Trossachs Search and Rescue have been in operation since 1988. The organisation is a registered charity currently comprised of 43 volunteers – “a 50/50 mix of men and women,” notes Stuart – and with no paid staff. Ostensibly the team cover an area of around 500 square miles or so, including the expansive Loch Lomond and the Trossachs National Park, but they – and the Hiluxes – have been called into service across Scotland, including the Outer Hebrides, and anywhere else in the UK if required, not least thanks to one particular piece of search and rescue kit, this time of the four-legged, rather than four-wheel-drive, variety.
“Our primary search tool are our search dogs,” says Stuart. “The Hiluxes are great for those because each one can carry a cage housing two dogs, along with four people and all our rescue kit.

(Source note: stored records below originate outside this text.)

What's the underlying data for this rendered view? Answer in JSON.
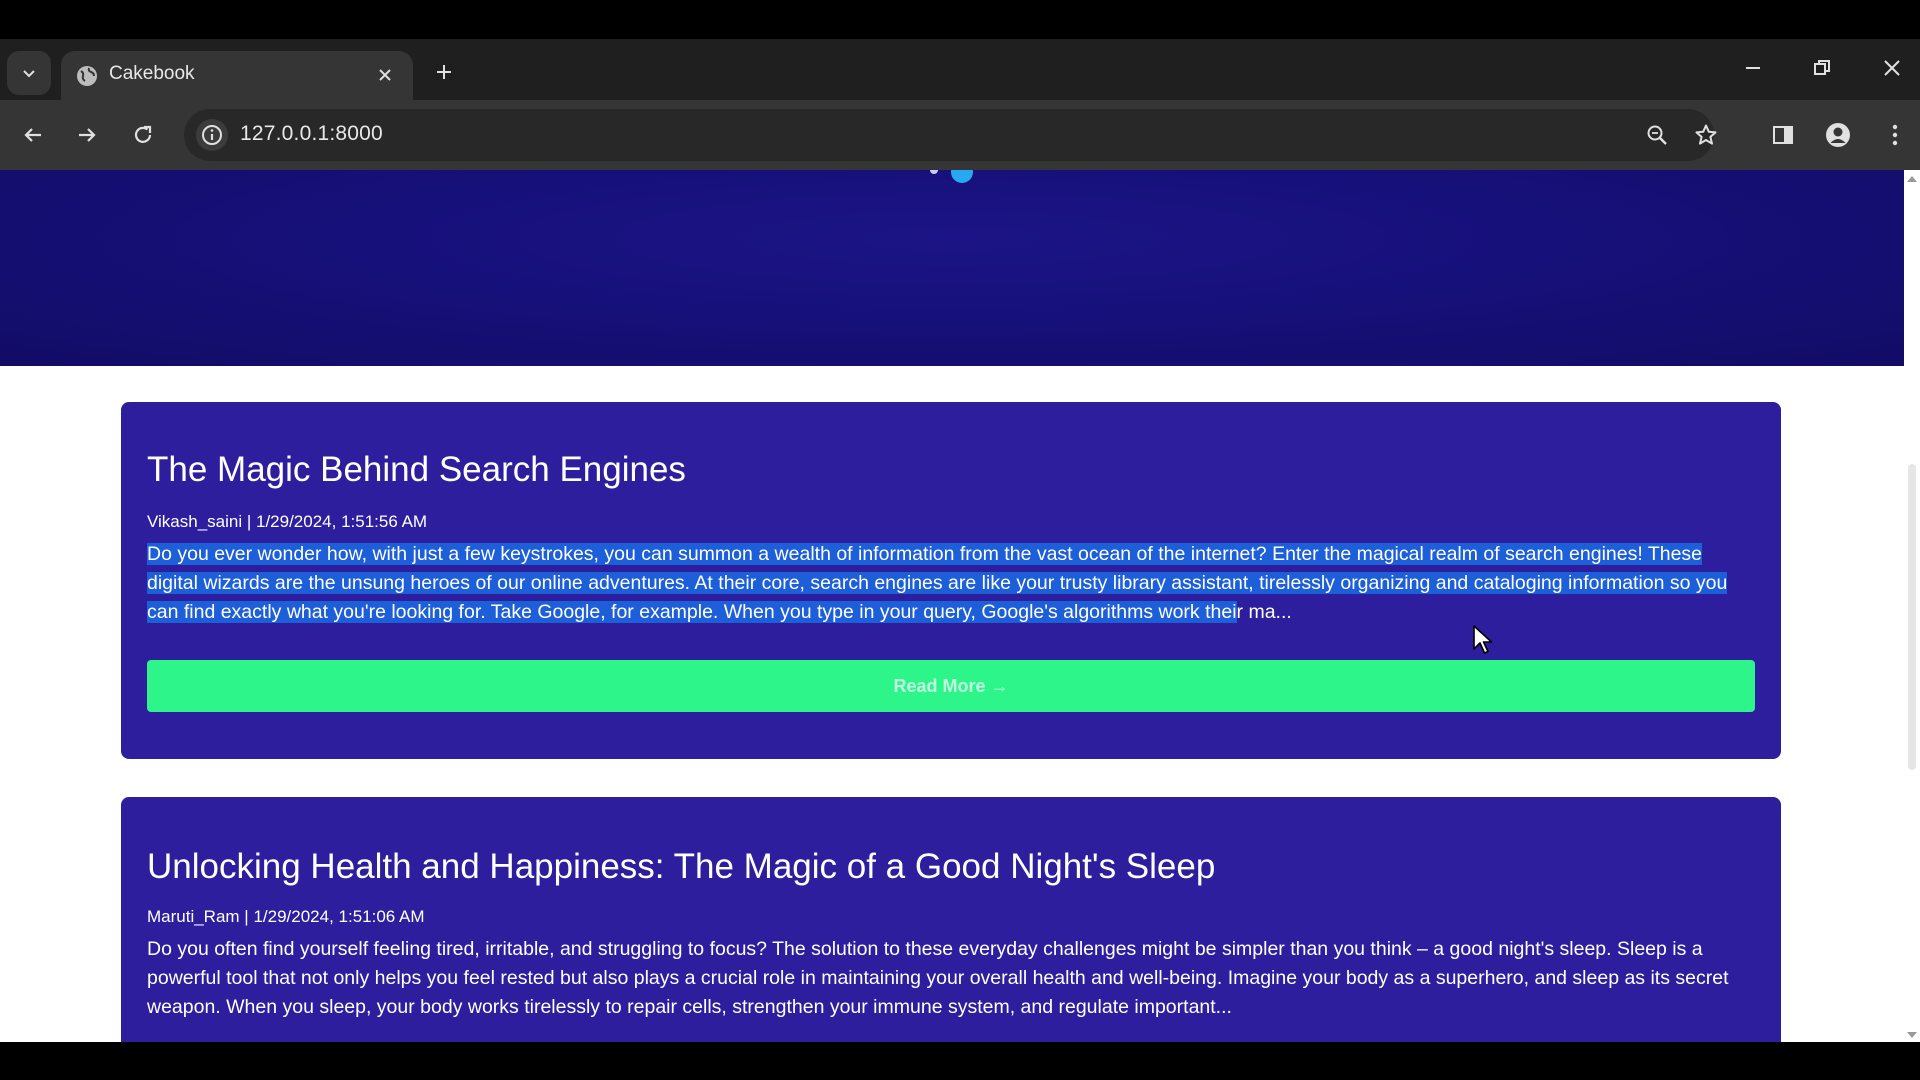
{
  "browser": {
    "tab_title": "Cakebook",
    "url": "127.0.0.1:8000"
  },
  "icons": {
    "tab_list": "chevron-down-icon",
    "favicon": "globe-icon",
    "tab_close": "close-icon",
    "new_tab": "plus-icon",
    "minimize": "minimize-icon",
    "restore": "restore-icon",
    "close_window": "close-icon",
    "back": "arrow-left-icon",
    "forward": "arrow-right-icon",
    "reload": "reload-icon",
    "site_info": "info-icon",
    "zoom": "zoom-icon",
    "bookmark": "star-icon",
    "side_panel": "side-panel-icon",
    "profile": "profile-icon",
    "menu": "kebab-menu-icon",
    "cursor": "mouse-pointer-icon"
  },
  "posts": [
    {
      "title": "The Magic Behind Search Engines",
      "meta": "Vikash_saini | 1/29/2024, 1:51:56 AM",
      "excerpt_highlighted": "Do you ever wonder how, with just a few keystrokes, you can summon a wealth of information from the vast ocean of the internet? Enter the magical realm of search engines! These digital wizards are the unsung heroes of our online adventures. At their core, search engines are like your trusty library assistant, tirelessly organizing and cataloging information so you can find exactly what you're looking for. Take Google, for example. When you type in your query, Google's algorithms work thei",
      "excerpt_rest": "r ma...",
      "button_label": "Read More →"
    },
    {
      "title": "Unlocking Health and Happiness: The Magic of a Good Night's Sleep",
      "meta": "Maruti_Ram | 1/29/2024, 1:51:06 AM",
      "excerpt": "Do you often find yourself feeling tired, irritable, and struggling to focus? The solution to these everyday challenges might be simpler than you think – a good night's sleep. Sleep is a powerful tool that not only helps you feel rested but also plays a crucial role in maintaining your overall health and well-being. Imagine your body as a superhero, and sleep as its secret weapon. When you sleep, your body works tirelessly to repair cells, strengthen your immune system, and regulate important..."
    }
  ],
  "colors": {
    "hero_bg": "#16107a",
    "card_bg": "#2d1e9e",
    "button_bg": "#2ef58a",
    "selection": "#1d5ed9"
  }
}
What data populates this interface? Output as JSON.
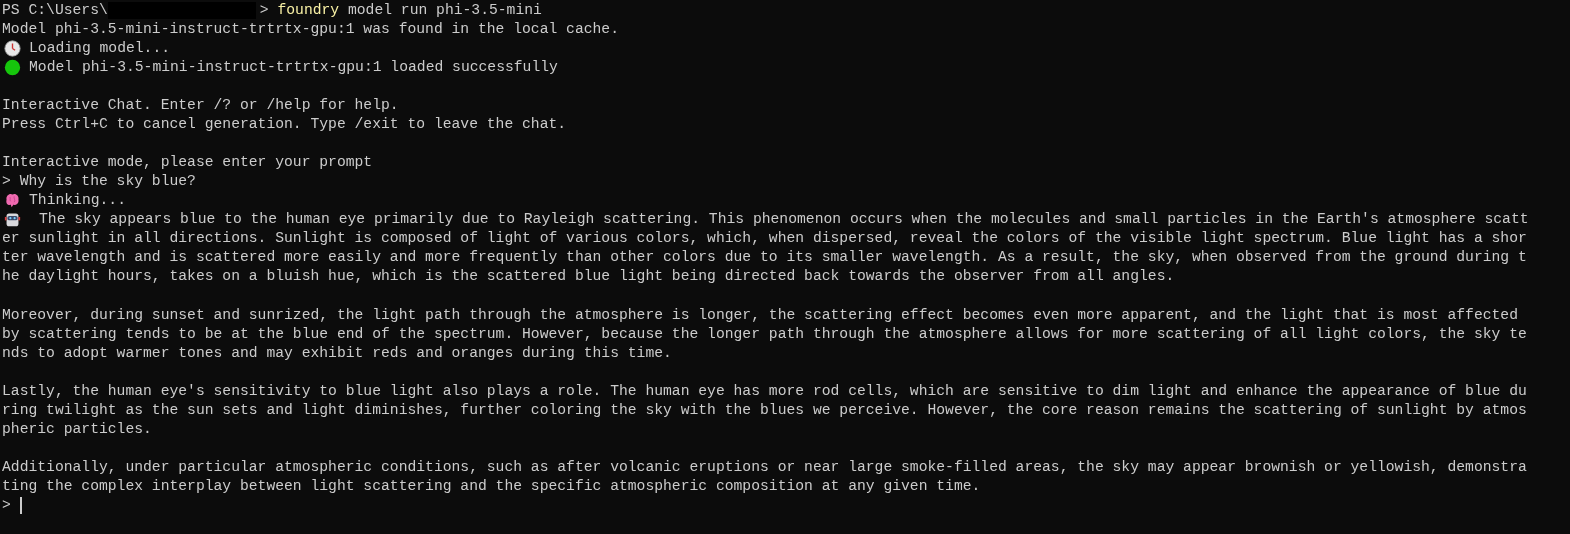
{
  "terminal": {
    "lines": [
      {
        "kind": "command",
        "prompt": "PS C:\\Users\\",
        "redacted": true,
        "prompt_end": ">",
        "command": "foundry",
        "args": "model run phi-3.5-mini"
      },
      {
        "kind": "text",
        "text": "Model phi-3.5-mini-instruct-trtrtx-gpu:1 was found in the local cache."
      },
      {
        "kind": "loading",
        "text": "Loading model..."
      },
      {
        "kind": "success",
        "text": "Model phi-3.5-mini-instruct-trtrtx-gpu:1 loaded successfully"
      },
      {
        "kind": "blank"
      },
      {
        "kind": "text",
        "text": "Interactive Chat. Enter /? or /help for help."
      },
      {
        "kind": "text",
        "text": "Press Ctrl+C to cancel generation. Type /exit to leave the chat."
      },
      {
        "kind": "blank"
      },
      {
        "kind": "text",
        "text": "Interactive mode, please enter your prompt"
      },
      {
        "kind": "text",
        "text": "> Why is the sky blue?"
      },
      {
        "kind": "thinking",
        "text": "Thinking..."
      },
      {
        "kind": "reply",
        "text": "The sky appears blue to the human eye primarily due to Rayleigh scattering. This phenomenon occurs when the molecules and small particles in the Earth's atmosphere scatt"
      },
      {
        "kind": "text",
        "text": "er sunlight in all directions. Sunlight is composed of light of various colors, which, when dispersed, reveal the colors of the visible light spectrum. Blue light has a shor"
      },
      {
        "kind": "text",
        "text": "ter wavelength and is scattered more easily and more frequently than other colors due to its smaller wavelength. As a result, the sky, when observed from the ground during t"
      },
      {
        "kind": "text",
        "text": "he daylight hours, takes on a bluish hue, which is the scattered blue light being directed back towards the observer from all angles."
      },
      {
        "kind": "blank"
      },
      {
        "kind": "text",
        "text": "Moreover, during sunset and sunrized, the light path through the atmosphere is longer, the scattering effect becomes even more apparent, and the light that is most affected"
      },
      {
        "kind": "text",
        "text": "by scattering tends to be at the blue end of the spectrum. However, because the longer path through the atmosphere allows for more scattering of all light colors, the sky te"
      },
      {
        "kind": "text",
        "text": "nds to adopt warmer tones and may exhibit reds and oranges during this time."
      },
      {
        "kind": "blank"
      },
      {
        "kind": "text",
        "text": "Lastly, the human eye's sensitivity to blue light also plays a role. The human eye has more rod cells, which are sensitive to dim light and enhance the appearance of blue du"
      },
      {
        "kind": "text",
        "text": "ring twilight as the sun sets and light diminishes, further coloring the sky with the blues we perceive. However, the core reason remains the scattering of sunlight by atmos"
      },
      {
        "kind": "text",
        "text": "pheric particles."
      },
      {
        "kind": "blank"
      },
      {
        "kind": "text",
        "text": "Additionally, under particular atmospheric conditions, such as after volcanic eruptions or near large smoke-filled areas, the sky may appear brownish or yellowish, demonstra"
      },
      {
        "kind": "text",
        "text": "ting the complex interplay between light scattering and the specific atmospheric composition at any given time."
      },
      {
        "kind": "input",
        "prompt": ">",
        "cursor": true
      }
    ]
  }
}
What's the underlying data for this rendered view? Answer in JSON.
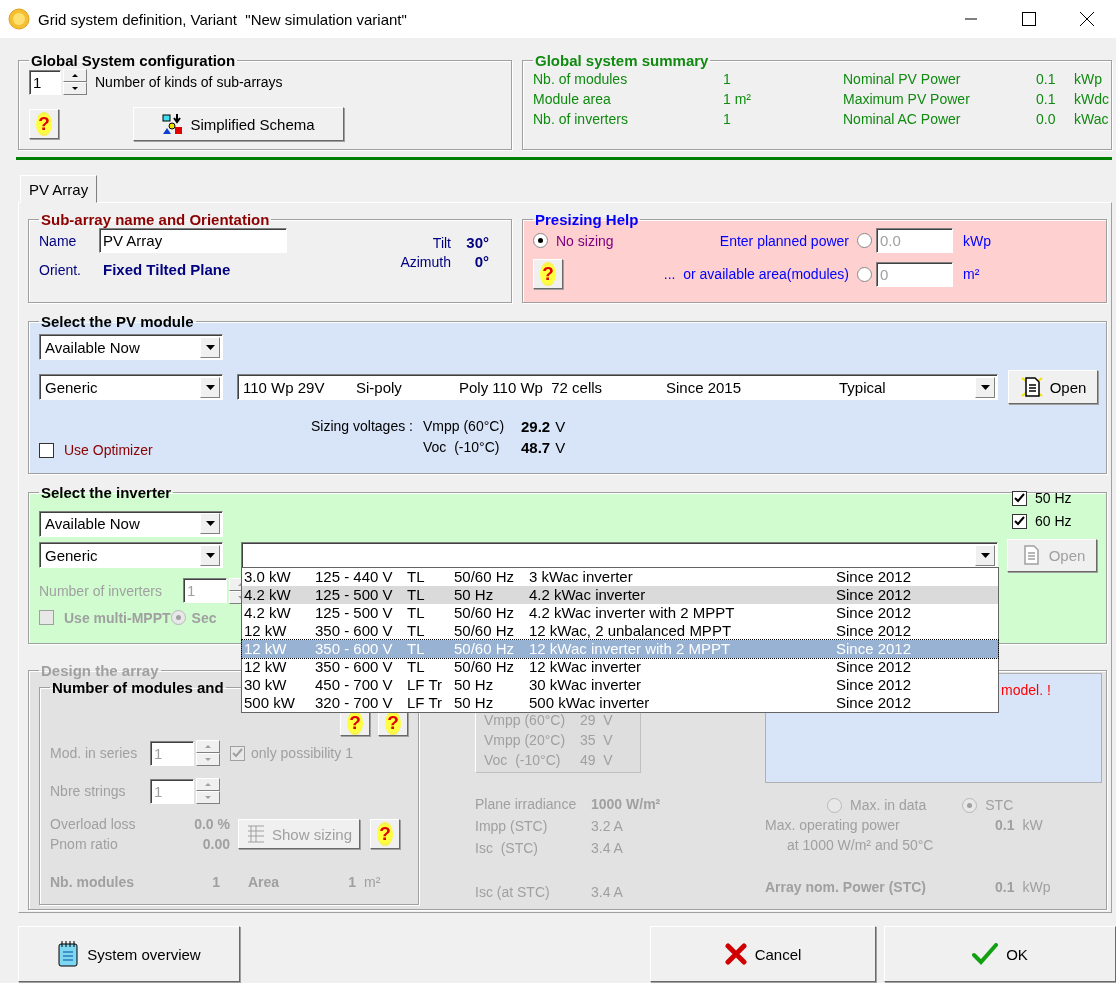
{
  "window": {
    "title": "Grid system definition, Variant  \"New simulation variant\""
  },
  "global_config": {
    "title": "Global System configuration",
    "sub_array_count": "1",
    "sub_array_label": "Number of kinds of sub-arrays",
    "help": "?",
    "schema_button": "Simplified Schema"
  },
  "summary": {
    "title": "Global system summary",
    "left": [
      {
        "label": "Nb. of modules",
        "value": "1"
      },
      {
        "label": "Module area",
        "value": "1 m²"
      },
      {
        "label": "Nb. of inverters",
        "value": "1"
      }
    ],
    "right": [
      {
        "label": "Nominal PV Power",
        "value": "0.1",
        "unit": "kWp"
      },
      {
        "label": "Maximum PV Power",
        "value": "0.1",
        "unit": "kWdc"
      },
      {
        "label": "Nominal AC Power",
        "value": "0.0",
        "unit": "kWac"
      }
    ]
  },
  "tabs": [
    {
      "label": "PV Array",
      "selected": true
    }
  ],
  "orientation": {
    "title": "Sub-array name and Orientation",
    "name_label": "Name",
    "name_value": "PV Array",
    "orient_label": "Orient.",
    "orient_value": "Fixed Tilted Plane",
    "tilt_label": "Tilt",
    "tilt_value": "30°",
    "azimuth_label": "Azimuth",
    "azimuth_value": "0°"
  },
  "presizing": {
    "title": "Presizing Help",
    "help": "?",
    "options": [
      {
        "label": "No sizing",
        "selected": true
      },
      {
        "label": "Enter planned power",
        "selected": false,
        "value": "0.0",
        "unit": "kWp"
      },
      {
        "label": "...  or available area(modules)",
        "selected": false,
        "value": "0",
        "unit": "m²"
      }
    ]
  },
  "pv_module": {
    "title": "Select the PV module",
    "availability": "Available Now",
    "manufacturer": "Generic",
    "module": [
      "110 Wp 29V",
      "Si-poly",
      "Poly 110 Wp  72 cells",
      "Since 2015",
      "Typical"
    ],
    "open_button": "Open",
    "use_optimizer": {
      "label": "Use Optimizer",
      "checked": false
    },
    "sizing_label": "Sizing voltages :",
    "voltages": [
      {
        "label": "Vmpp (60°C)",
        "value": "29.2",
        "unit": "V"
      },
      {
        "label": "Voc  (-10°C)",
        "value": "48.7",
        "unit": "V"
      }
    ]
  },
  "inverter": {
    "title": "Select the inverter",
    "availability": "Available Now",
    "manufacturer": "Generic",
    "frequencies": [
      {
        "label": "50 Hz",
        "checked": true
      },
      {
        "label": "60 Hz",
        "checked": true
      }
    ],
    "open_button": "Open",
    "open_disabled": true,
    "count": {
      "label": "Number of inverters",
      "value": "1",
      "disabled": true
    },
    "multi_mppt": {
      "label": "Use multi-MPPT",
      "checked": false,
      "disabled": true
    },
    "multi_mppt_option": {
      "label": "Sec",
      "selected": true
    },
    "dropdown": [
      {
        "cells": [
          "3.0 kW",
          "125 - 440 V",
          "TL",
          "50/60 Hz",
          "3 kWac inverter",
          "Since 2012"
        ],
        "selected": false,
        "hovered": false
      },
      {
        "cells": [
          "4.2 kW",
          "125 - 500 V",
          "TL",
          "50 Hz",
          "4.2 kWac inverter",
          "Since 2012"
        ],
        "selected": false,
        "hovered": true
      },
      {
        "cells": [
          "4.2 kW",
          "125 - 500 V",
          "TL",
          "50/60 Hz",
          "4.2 kWac inverter with 2 MPPT",
          "Since 2012"
        ],
        "selected": false,
        "hovered": false
      },
      {
        "cells": [
          "12 kW",
          "350 - 600 V",
          "TL",
          "50/60 Hz",
          "12 kWac, 2 unbalanced MPPT",
          "Since 2012"
        ],
        "selected": false,
        "hovered": false
      },
      {
        "cells": [
          "12 kW",
          "350 - 600 V",
          "TL",
          "50/60 Hz",
          "12 kWac inverter with 2 MPPT",
          "Since 2012"
        ],
        "selected": true,
        "hovered": false
      },
      {
        "cells": [
          "12 kW",
          "350 - 600 V",
          "TL",
          "50/60 Hz",
          "12 kWac inverter",
          "Since 2012"
        ],
        "selected": false,
        "hovered": false
      },
      {
        "cells": [
          "30 kW",
          "450 - 700 V",
          "LF Tr",
          "50 Hz",
          "30 kWac inverter",
          "Since 2012"
        ],
        "selected": false,
        "hovered": false
      },
      {
        "cells": [
          "500 kW",
          "320 - 700 V",
          "LF Tr",
          "50 Hz",
          "500 kWac inverter",
          "Since 2012"
        ],
        "selected": false,
        "hovered": false
      }
    ]
  },
  "design": {
    "title": "Design the array",
    "disabled": true,
    "modules_title": "Number of modules and",
    "helps": [
      "?",
      "?",
      "?"
    ],
    "series_label": "Mod. in series",
    "series_value": "1",
    "only_possibility": {
      "label": "only possibility 1",
      "checked": true
    },
    "strings_label": "Nbre strings",
    "strings_value": "1",
    "overload_label": "Overload loss",
    "overload_value": "0.0 %",
    "pnom_label": "Pnom ratio",
    "pnom_value": "0.00",
    "show_sizing": "Show sizing",
    "nb_modules_label": "Nb. modules",
    "nb_modules_value": "1",
    "area_label": "Area",
    "area_value": "1",
    "area_unit": "m²",
    "voltages": [
      {
        "label": "Vmpp (60°C)",
        "value": "29  V"
      },
      {
        "label": "Vmpp (20°C)",
        "value": "35  V"
      },
      {
        "label": "Voc  (-10°C)",
        "value": "49  V"
      }
    ],
    "currents": [
      {
        "label": "Plane irradiance",
        "value": "1000 W/m²",
        "bold": true
      },
      {
        "label": "Impp (STC)",
        "value": "3.2 A",
        "bold": false
      },
      {
        "label": "Isc  (STC)",
        "value": "3.4 A",
        "bold": false
      }
    ],
    "isc_label": "Isc (at STC)",
    "isc_value": "3.4 A",
    "message": "model. !",
    "power_options": [
      {
        "label": "Max. in data",
        "selected": false
      },
      {
        "label": "STC",
        "selected": true
      }
    ],
    "max_power_label": "Max. operating power",
    "max_power_value": "0.1",
    "max_power_unit": "kW",
    "max_power_note": "at 1000 W/m² and 50°C",
    "array_power_label": "Array nom. Power (STC)",
    "array_power_value": "0.1",
    "array_power_unit": "kWp"
  },
  "buttons": [
    {
      "kind": "overview",
      "label": "System overview"
    },
    {
      "kind": "cancel",
      "label": "Cancel"
    },
    {
      "kind": "ok",
      "label": "OK"
    }
  ]
}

“The unique thing is that our dogs are trained as Urban Search and Rescue dogs, so they can search collapsed buildings. When the Stockline factory collapsed [in 2004] it was our dogs involved, and when the helicopter crashed into the Clutha pub in Glasgow, again our dogs were involved with that.”
Closer to their home base, Trossachs Search and Rescue provide mobile emergency care service – or MECS – cover, acting as first responders on behalf of the local council for the Scottish Ambulance Service, which can be thinly stretched across a widespread rural community.
“We deal with people in cardiac arrest, with breathing difficulties, unconsciousness and old folk who fall at home,” says Stuart. “We end up in rescues as well, so that could be a mountain biker who’s fallen on a remote track somewhere.”
As we’re talking it is quite literally the calm before the storm: the UK is set to be battered by storm Ciara within 48 hours, but Stuart takes it all in his stride. “We’ll put people on standby,” he says. “We have a lot of bad weather. We had incredible snow here during the Beast From the East and the Hiluxes were a godsend, delivering emergency prescription medicines and getting people to hospital for cancer treatment or kidney dialysis. The ambulances couldn’t cope but the Hiluxes were amazing, they never, ever got stuck.”
All of this legwork means the Hiluxes are in use day and night, seven days a week. The silver 2015 Hilux has so far racked up 64,000 miles in the line of duty, while the later 2017 example has covered in excess of 38,000 miles – and counting.
Every night, from 5pm until 8am the next day, two team members and at least one Hilux are on call as first responders, then during the day the vehicles are in use offering a range of proactive accident prevention programmes across the community. These include water safety initiatives, maintaining a local network of 160 public access defibrillators – “they have saved 23 lives over the past seven years” – and running heart-start classes in partnership with the British Heart Foundation.
“We teach people how to deal with someone in cardiac arrest and use the defibrillator,” explains Stuart. “Last year we delivered 126 classes and trained 2310 people, so that’s making a big difference locally. The Hiluxes really are contributing to saving lives in this rural community.”